Responses were swift and angry. Some readers accused her of sensationalism. Others thanked her for naming the mess that the internet can become when ethics are outsourced to charisma. A handful of former forum members wrote to correct her, some to accuse, some to absolve. One sent scanned pages of the "ledger": detailed consent forms with signatures, a towel-stained receipt from a refrigeration company, a legal brief from a lawyer who had been advised to "document everything." Another message came from a person who signed "Mira" and simply said: "You couldn't understand." While the site was primarily a space for
A micro-strategy analyst named replied to Meiwes's advertisement. The two men used the platform to negotiate terms, establish consent, and arrange a physical meeting at Meiwes’s rural mansion in Rotenburg. On March 9, 2001, Meiwes successfully slaughtered and subsequently consumed portions of Brandes, videotaping the entire ordeal.

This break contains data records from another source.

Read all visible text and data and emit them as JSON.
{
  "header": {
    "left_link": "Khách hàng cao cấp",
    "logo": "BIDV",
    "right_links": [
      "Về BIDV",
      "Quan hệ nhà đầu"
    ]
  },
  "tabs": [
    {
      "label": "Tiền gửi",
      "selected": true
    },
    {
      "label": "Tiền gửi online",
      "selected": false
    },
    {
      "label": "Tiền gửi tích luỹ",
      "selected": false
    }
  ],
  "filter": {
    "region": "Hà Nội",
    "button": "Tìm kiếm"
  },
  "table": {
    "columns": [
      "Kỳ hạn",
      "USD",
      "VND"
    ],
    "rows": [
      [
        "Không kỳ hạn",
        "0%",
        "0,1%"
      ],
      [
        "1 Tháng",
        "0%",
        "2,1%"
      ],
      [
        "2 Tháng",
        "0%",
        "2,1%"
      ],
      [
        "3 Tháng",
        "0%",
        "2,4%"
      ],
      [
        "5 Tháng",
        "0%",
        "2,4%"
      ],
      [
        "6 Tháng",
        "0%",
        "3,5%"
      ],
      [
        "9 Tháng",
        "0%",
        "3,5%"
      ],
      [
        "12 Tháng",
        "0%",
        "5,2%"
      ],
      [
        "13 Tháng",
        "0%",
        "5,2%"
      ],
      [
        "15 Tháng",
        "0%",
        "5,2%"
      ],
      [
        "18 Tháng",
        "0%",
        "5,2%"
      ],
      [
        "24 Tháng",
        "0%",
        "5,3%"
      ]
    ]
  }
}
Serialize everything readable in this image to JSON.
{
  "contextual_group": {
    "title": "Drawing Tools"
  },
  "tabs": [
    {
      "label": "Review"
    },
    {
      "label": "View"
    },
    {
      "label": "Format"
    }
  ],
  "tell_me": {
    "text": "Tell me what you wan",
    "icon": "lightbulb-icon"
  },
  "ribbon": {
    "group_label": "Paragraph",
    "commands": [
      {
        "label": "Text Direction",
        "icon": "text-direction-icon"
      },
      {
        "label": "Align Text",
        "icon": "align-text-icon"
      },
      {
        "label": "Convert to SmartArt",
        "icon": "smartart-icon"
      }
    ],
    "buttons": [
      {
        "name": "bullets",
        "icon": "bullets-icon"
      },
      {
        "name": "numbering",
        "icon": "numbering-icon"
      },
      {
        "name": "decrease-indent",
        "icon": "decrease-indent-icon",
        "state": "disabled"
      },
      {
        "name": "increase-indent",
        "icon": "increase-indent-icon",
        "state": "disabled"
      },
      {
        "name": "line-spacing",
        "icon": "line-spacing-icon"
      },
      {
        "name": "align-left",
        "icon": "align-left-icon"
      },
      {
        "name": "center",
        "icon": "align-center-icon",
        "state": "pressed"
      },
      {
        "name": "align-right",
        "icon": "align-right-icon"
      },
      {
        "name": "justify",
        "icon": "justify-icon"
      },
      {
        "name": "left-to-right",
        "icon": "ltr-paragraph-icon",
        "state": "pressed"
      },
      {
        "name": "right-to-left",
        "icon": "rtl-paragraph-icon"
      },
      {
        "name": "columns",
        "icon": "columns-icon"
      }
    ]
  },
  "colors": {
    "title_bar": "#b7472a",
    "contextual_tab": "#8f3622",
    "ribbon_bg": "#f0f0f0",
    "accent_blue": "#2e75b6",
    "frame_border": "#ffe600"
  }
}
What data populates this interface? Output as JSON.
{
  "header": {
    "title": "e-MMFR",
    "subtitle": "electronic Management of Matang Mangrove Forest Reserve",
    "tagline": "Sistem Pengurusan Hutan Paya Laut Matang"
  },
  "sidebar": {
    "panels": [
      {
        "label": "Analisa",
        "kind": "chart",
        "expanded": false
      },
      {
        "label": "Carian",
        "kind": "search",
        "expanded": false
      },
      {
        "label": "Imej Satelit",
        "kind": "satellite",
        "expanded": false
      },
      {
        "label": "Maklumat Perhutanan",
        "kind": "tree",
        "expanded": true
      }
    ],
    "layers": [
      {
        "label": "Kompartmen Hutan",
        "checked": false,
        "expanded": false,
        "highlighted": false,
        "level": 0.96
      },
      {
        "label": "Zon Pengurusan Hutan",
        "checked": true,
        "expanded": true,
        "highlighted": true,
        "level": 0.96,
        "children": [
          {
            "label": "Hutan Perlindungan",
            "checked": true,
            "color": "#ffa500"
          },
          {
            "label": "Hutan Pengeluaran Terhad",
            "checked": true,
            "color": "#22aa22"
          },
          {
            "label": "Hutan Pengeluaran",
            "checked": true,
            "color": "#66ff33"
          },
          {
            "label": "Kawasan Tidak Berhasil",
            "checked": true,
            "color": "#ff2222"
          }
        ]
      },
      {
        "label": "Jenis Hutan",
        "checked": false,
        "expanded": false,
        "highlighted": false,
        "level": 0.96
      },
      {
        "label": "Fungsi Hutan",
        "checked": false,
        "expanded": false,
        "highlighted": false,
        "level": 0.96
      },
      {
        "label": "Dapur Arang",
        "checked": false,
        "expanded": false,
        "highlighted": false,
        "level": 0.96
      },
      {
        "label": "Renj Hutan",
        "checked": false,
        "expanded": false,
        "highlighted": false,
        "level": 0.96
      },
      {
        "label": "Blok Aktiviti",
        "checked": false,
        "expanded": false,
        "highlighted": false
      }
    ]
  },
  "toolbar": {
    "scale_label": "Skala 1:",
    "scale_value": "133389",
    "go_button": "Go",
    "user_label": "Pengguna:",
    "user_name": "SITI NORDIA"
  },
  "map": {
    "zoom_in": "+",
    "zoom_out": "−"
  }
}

The archive captures a profound existential crisis among extreme fetishists. They were suddenly forced to look at their own fantasies and wonder if the people they had been chatting with for years were actually dangerous predators. Within a short time, the community fractured, the site was shut down, and the users scattered to darker, more encrypted corners of the web.
Marla kept the sticky note for years. Sometimes she would find herself telling someone a story and stop because the memory of that note — Remember, Not Repeat — felt like a small, necessary prayer.